1. Preheat the oven to 200 ° C. Melt the butter in a saucepan over medium heat.

2. Line a baking tray with parchment paper. Then place the salmon, skin side down. Add the asparagus and drizzle with melted butter. Add salt and pepper. Cook for about 12-15 minutes or until the fish is cooked through and the asparagus is tender.

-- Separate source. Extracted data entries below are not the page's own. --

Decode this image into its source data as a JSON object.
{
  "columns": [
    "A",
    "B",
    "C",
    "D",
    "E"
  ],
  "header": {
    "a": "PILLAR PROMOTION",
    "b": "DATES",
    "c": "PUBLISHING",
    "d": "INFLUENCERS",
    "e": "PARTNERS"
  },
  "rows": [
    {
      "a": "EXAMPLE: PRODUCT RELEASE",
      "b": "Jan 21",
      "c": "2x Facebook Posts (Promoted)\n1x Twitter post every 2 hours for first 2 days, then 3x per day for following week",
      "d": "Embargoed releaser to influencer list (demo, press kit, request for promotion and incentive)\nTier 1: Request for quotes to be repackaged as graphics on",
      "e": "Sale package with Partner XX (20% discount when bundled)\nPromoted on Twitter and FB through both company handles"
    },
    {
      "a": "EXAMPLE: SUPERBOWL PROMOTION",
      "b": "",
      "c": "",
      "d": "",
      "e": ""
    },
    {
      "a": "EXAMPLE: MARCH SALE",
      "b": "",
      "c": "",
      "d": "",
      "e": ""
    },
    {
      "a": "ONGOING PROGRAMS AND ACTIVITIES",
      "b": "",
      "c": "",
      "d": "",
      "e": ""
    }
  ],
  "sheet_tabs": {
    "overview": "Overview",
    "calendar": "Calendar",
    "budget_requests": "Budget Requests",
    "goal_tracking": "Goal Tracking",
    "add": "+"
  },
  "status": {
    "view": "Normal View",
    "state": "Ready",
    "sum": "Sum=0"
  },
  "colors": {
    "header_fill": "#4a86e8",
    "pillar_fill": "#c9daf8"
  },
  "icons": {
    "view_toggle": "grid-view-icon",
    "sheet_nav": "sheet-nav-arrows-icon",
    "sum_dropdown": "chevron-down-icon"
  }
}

3. In a small bowl, combine the mayonnaise, green onion, parsley, lemon zest and juice. Serve the sauce as an accompaniment to salmon with asparagus.

Nutritional information:

586 calories

52 g fat (16 g saturated)

721 mg sodium

3 g fiber

3 g sugar

26 g protein

Diet meal for the evening: exotic citrus salad with lemon salmon

slimming recipes evening exotic salad with citrus lemon salmon
slimming recipes evening exotic salad with citrus lemon salmon

End your day in a super fresh and light way by betting on one of our exotic evening slimming recipes that will delight your taste buds and that smell like summer! And here are the ingredients needed for the salad (6 servings):

  • ½ red onion
  • 2 tablespoons of red wine vinegar
  • Lettuce leaves
  • 1 avocado
  • Aleppo pepper flakes
  • 3 roasted beets in quarters
  • 2 oranges, peeled, cut into pieces
  • 1 peeled grapefruit, cut into pieces
  • 1 large tomato, sliced
  • ½ sliced cucumber
  • Salmon with citrus (recipe below)
  • Sea salt

For the vinaigrette:

  • 1 tablespoon chopped shallot
  • 2 tablespoons of fresh lemon juice or orange juice
  • 1 1/2 teaspoon of rice vinegar
  • 1 garlic clove, crushed
  • 5 tablespoons extra virgin olive oil
  • Salt and pepper to taste

For the citrus salmon:

  • 1/2 bunch of coriander
  • 450 g salmon fillet (skin removed)
  • Sea salt
  • 1 tablespoon of extra virgin olive oil
  • Sliced lemons
  • Orange slices
citrus salmon light evening meal
citrus salmon light evening meal

Preparation of the salmon:

1. Preheat the oven to 200 ° C

2. Line a baking tray with parchment paper and place the coriander on it.

3. Lightly salt the salmon on both sides and place on the cilantro. Drizzle with olive oil and rub to coat well. Place the lemon and orange slices on top.

4. Bake for 40 minutes or until the salmon is cooked.

exotic citrus salad baked lemon salmon light evening recipe
exotic citrus salad baked lemon salmon light evening recipe

Salad instructions:

1. Marinate the onions by placing them in a small bowl filled with vinegar. Leave aside for 15 minutes.

2. Meanwhile, line a serving platter with lettuce leaves.

3. Cut the avocado into large pieces on the lettuce leaves. Season with salt and Aleppo pepper.

4. Add the beetroot wedges as well as the orange and grapefruit pieces.

5. Lightly salt the tomatoes and cucumbers and add to the plate.

6. Sprinkle with pickled onions and pieces of salmon.

7. Finally, prepare the vinaigrette by mixing all the ingredients and drizzle the salad.